(Foto di Archivio Eco)
Negli anni ’60, prima dei fast food, osterie come il Caironi e l’Enotria univano cibo, amicizia e tradizione tra polenta, carte e persino lirica improvvisata.
Un viaggio dedicato agli osti delle vecchie trattorie ormai quasi scomparse in città è quello che ci regala questo racconto recuperato dai moltissimi che Renato Ravanelli, storico giornalista de L’Eco di Bergamo, pubblicava sul nostro giornale. «Avevano un’atmosfera speciale, vapori-calori-odori pregnanti; e i clienti erano per lo più particolari, a modo loro personaggi». Ce n’erano un po’ ovunque in città e negli anni Cinquanta-Sessanta qualcuno le chiamava ancora «trani», dal nome che gli era stato dato quando alcuni osti, venuti su dal Sud, s’erano messi a vendere quel loro vino forte, duro, non sempre tagliato con i nostri debolucci.

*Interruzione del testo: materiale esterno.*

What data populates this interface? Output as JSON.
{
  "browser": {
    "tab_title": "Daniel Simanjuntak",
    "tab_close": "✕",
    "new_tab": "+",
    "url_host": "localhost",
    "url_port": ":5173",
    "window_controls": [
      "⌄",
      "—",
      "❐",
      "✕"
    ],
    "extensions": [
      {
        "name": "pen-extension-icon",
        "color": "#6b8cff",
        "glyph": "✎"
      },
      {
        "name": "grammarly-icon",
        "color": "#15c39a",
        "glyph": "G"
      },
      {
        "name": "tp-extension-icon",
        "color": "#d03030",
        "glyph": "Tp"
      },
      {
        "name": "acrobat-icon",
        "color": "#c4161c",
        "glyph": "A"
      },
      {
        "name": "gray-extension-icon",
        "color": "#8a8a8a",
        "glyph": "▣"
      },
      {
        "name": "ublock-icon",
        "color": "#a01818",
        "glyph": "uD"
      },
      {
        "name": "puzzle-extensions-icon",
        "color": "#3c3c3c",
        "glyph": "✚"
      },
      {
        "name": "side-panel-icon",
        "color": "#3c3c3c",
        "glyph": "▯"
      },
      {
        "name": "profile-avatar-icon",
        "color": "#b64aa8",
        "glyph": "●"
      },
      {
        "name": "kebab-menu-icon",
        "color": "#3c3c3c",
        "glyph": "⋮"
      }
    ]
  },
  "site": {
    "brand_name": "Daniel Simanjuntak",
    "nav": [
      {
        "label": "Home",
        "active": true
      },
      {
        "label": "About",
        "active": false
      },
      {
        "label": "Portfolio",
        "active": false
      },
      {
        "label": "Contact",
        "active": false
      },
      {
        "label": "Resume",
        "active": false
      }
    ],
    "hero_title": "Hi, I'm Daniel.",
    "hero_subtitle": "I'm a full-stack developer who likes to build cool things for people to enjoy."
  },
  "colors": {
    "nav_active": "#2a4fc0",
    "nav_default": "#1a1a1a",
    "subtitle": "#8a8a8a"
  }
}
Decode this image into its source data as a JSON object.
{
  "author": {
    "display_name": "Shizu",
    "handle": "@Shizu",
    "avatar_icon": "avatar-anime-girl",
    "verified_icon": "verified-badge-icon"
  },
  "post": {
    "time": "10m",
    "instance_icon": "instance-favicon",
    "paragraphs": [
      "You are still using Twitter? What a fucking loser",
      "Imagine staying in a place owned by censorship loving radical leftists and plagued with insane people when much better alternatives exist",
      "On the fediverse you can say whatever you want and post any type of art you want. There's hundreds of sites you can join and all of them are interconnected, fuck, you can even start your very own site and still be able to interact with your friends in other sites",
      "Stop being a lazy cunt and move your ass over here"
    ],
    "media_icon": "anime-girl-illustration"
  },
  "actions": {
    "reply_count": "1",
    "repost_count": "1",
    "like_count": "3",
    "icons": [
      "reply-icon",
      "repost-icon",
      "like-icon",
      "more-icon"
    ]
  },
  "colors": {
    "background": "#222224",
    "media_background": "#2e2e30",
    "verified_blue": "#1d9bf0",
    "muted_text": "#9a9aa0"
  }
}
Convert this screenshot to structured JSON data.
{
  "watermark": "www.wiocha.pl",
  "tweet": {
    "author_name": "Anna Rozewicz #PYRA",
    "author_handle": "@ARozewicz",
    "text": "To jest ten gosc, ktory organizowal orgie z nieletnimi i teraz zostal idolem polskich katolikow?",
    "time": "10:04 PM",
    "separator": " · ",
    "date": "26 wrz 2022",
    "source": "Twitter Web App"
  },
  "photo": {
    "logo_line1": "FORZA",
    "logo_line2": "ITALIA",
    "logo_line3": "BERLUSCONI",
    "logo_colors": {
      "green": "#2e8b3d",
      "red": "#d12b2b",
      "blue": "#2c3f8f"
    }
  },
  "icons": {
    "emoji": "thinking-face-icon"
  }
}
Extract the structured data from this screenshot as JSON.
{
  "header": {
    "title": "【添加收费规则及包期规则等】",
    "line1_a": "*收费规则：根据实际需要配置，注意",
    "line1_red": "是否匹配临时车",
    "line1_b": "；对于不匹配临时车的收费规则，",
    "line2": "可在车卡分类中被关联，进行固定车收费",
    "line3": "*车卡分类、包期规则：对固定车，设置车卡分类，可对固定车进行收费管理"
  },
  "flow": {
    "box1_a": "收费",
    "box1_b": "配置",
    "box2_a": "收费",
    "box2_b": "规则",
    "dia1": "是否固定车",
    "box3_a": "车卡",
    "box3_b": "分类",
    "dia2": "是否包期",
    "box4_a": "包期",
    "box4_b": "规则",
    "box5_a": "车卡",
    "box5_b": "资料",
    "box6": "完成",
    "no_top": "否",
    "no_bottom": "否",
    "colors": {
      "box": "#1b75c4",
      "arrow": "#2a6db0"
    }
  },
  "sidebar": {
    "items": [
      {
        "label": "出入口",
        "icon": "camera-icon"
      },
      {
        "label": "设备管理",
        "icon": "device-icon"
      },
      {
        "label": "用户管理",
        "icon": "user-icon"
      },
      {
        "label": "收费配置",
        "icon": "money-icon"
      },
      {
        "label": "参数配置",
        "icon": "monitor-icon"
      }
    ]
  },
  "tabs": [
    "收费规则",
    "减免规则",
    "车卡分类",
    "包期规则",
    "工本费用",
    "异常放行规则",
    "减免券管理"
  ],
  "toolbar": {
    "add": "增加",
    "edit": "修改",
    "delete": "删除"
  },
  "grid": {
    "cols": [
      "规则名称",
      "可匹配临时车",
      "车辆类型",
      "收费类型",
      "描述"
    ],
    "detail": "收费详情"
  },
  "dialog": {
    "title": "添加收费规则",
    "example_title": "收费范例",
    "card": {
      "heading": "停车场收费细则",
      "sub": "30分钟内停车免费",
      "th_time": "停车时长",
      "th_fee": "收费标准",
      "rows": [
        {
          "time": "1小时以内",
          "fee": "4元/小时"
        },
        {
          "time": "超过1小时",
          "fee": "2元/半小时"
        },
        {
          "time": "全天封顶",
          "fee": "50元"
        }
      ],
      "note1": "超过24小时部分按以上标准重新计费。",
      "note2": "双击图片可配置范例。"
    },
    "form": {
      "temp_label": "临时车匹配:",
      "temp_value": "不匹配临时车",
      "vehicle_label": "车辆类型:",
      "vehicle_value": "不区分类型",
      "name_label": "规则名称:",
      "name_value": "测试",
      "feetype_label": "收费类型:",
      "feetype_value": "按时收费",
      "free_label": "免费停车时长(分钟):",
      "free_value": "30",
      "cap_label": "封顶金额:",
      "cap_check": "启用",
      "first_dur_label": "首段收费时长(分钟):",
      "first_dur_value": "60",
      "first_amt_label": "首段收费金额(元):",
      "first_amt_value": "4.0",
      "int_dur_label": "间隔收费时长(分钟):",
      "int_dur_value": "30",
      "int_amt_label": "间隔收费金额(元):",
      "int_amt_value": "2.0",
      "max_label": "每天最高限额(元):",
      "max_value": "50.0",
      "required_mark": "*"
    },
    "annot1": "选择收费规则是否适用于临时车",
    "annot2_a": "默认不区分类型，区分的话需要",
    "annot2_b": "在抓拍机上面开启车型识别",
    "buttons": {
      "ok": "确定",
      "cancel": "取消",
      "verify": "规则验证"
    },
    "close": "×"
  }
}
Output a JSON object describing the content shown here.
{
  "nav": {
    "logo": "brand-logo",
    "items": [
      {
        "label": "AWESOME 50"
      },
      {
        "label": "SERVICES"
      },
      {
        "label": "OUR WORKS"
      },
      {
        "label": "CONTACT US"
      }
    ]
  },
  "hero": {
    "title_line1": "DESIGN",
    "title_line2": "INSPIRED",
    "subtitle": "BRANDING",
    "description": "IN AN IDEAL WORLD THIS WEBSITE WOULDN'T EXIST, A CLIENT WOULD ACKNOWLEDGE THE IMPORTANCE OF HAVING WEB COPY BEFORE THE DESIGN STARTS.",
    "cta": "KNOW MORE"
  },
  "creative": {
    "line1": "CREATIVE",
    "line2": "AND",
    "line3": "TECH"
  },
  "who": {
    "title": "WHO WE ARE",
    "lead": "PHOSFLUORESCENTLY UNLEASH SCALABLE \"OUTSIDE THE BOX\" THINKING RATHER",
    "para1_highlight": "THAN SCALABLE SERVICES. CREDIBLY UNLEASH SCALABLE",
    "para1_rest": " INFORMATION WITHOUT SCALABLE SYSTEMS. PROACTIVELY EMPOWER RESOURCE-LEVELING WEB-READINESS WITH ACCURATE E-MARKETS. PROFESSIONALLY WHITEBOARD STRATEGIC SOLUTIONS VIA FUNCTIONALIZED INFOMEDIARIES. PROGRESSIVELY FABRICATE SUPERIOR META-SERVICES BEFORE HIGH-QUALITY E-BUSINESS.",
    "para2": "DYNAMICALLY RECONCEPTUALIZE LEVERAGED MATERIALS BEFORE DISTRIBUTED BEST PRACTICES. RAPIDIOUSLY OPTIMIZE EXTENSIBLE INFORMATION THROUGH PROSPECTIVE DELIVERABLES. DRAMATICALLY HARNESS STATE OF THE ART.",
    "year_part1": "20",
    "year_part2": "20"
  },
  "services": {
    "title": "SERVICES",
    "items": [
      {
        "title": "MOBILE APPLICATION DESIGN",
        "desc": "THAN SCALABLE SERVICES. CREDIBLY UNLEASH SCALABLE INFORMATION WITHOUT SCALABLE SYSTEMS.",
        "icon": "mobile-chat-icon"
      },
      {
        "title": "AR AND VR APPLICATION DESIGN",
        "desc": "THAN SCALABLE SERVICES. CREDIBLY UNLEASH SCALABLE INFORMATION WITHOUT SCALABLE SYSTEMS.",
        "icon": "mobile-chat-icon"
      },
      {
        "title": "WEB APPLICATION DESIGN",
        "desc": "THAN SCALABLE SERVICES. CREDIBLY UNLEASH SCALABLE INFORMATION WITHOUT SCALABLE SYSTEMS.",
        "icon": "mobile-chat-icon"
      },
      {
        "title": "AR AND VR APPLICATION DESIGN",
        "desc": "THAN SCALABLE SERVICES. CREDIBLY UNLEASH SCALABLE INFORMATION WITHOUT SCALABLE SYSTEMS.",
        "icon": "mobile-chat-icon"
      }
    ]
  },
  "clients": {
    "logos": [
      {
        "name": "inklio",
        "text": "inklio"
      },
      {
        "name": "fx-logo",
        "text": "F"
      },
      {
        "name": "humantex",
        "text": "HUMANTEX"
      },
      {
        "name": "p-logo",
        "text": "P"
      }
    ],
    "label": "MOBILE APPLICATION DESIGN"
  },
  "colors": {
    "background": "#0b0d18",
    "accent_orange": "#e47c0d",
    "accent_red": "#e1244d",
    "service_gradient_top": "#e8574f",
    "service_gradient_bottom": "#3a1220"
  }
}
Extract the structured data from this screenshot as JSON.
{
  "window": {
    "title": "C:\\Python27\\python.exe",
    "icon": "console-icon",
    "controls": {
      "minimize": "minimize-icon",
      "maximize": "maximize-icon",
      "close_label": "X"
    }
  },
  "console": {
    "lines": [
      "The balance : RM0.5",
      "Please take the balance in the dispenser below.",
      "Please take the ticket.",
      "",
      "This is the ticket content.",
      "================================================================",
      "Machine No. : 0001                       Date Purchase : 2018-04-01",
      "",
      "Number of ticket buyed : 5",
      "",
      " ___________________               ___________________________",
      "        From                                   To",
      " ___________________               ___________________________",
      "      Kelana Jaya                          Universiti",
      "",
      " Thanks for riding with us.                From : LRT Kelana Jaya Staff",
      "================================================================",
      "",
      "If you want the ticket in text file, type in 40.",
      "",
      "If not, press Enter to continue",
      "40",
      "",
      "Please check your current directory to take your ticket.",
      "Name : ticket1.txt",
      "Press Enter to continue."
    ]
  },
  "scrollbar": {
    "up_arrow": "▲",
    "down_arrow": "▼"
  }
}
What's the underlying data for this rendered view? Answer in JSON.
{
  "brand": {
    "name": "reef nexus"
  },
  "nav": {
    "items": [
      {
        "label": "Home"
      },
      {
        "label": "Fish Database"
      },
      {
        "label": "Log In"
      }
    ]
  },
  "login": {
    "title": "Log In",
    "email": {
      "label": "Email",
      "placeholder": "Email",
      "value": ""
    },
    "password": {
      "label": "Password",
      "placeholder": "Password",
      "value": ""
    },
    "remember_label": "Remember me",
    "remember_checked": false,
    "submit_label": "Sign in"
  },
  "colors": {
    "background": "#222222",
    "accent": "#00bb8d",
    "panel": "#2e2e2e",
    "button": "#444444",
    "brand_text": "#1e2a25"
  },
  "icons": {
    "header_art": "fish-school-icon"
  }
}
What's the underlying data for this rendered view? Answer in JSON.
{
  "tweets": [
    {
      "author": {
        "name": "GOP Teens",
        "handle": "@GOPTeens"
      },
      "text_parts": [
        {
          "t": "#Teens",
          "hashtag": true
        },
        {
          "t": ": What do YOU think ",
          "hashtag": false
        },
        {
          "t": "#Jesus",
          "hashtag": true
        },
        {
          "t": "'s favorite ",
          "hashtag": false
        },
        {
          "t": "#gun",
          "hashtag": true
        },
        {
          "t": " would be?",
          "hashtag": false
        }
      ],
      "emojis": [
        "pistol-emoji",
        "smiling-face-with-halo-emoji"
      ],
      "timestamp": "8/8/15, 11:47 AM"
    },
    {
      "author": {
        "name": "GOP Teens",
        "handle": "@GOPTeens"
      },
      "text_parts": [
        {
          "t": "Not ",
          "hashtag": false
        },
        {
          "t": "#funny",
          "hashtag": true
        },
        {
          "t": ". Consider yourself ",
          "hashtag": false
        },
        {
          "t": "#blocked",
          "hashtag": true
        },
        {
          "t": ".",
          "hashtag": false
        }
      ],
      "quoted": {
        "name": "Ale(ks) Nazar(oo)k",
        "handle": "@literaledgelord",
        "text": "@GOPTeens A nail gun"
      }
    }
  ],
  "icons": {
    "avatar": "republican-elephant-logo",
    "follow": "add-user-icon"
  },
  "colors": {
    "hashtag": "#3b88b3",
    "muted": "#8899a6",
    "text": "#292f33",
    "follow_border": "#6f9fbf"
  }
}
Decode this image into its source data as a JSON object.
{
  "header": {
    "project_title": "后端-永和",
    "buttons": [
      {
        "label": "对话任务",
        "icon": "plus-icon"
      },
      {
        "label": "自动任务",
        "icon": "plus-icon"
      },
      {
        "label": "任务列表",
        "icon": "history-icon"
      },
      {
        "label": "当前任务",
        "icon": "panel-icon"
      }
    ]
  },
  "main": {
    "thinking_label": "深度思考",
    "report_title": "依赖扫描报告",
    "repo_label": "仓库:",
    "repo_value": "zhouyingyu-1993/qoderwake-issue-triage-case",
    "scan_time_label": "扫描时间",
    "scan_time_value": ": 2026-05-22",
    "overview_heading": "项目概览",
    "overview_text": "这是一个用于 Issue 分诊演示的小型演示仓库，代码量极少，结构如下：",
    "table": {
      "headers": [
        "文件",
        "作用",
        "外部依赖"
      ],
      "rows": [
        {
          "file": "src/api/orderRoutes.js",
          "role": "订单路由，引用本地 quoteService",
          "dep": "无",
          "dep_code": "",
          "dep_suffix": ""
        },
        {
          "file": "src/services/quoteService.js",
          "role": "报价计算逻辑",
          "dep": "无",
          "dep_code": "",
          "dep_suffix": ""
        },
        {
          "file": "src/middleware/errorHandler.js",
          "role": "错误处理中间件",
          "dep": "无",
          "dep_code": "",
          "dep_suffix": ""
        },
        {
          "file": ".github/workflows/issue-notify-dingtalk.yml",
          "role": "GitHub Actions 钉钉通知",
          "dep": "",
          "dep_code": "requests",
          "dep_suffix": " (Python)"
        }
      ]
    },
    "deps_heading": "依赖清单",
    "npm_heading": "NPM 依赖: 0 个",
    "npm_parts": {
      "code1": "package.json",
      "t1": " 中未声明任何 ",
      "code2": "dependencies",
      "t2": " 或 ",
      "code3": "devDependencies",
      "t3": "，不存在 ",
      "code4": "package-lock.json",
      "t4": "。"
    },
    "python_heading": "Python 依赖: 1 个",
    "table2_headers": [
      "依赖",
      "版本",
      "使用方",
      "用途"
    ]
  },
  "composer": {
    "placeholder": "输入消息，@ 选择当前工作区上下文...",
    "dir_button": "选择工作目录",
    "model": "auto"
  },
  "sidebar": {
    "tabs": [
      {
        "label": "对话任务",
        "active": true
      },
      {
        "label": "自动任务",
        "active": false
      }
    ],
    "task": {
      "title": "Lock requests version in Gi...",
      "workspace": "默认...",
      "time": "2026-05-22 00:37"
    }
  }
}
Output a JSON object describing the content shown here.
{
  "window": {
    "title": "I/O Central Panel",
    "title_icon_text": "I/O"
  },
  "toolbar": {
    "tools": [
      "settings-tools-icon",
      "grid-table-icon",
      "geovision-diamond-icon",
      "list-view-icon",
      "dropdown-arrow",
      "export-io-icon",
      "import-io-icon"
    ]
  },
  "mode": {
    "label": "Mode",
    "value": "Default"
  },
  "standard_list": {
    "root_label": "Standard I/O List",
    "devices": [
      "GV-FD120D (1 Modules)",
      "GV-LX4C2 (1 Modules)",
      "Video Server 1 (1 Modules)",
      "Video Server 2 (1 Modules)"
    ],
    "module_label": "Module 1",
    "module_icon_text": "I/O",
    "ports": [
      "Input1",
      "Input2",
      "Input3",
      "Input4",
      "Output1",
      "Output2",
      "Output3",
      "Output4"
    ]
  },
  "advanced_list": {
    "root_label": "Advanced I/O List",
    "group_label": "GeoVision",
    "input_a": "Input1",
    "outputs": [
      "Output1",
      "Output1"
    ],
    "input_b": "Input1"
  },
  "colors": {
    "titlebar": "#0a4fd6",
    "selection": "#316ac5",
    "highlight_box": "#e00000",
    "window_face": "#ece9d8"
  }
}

C’è un sacco di letteratura su molte di quelle osterie e trattorie. «Da quella “del Maurino”, che veniva presa d’assalto nel giorno della Fiera dei biligocc, in pieno centro, a quelle dei borghi (le più famose) e di Città Alta. I tavolini con i sedili di pietra all’aperto, il gioco delle bocce, i pergolati, i banchi che allineavano i quarti, litri e mezzi litri di vetro dalla foggia panciuta e inconfondibile, i boccali con le scritte viva io e abbasso la suocera». I loro nomi erano: il Caironi, l’Enotria, il Gamberone, il Litrone, la Scopa, dell’Angelo, l’Aurora, il Selemino, la Tre Corone, la Pace, la Fede, la Pergola, del Maggi, del Teatro, la Meta Ripa, i Bei Tep, la Scaletta...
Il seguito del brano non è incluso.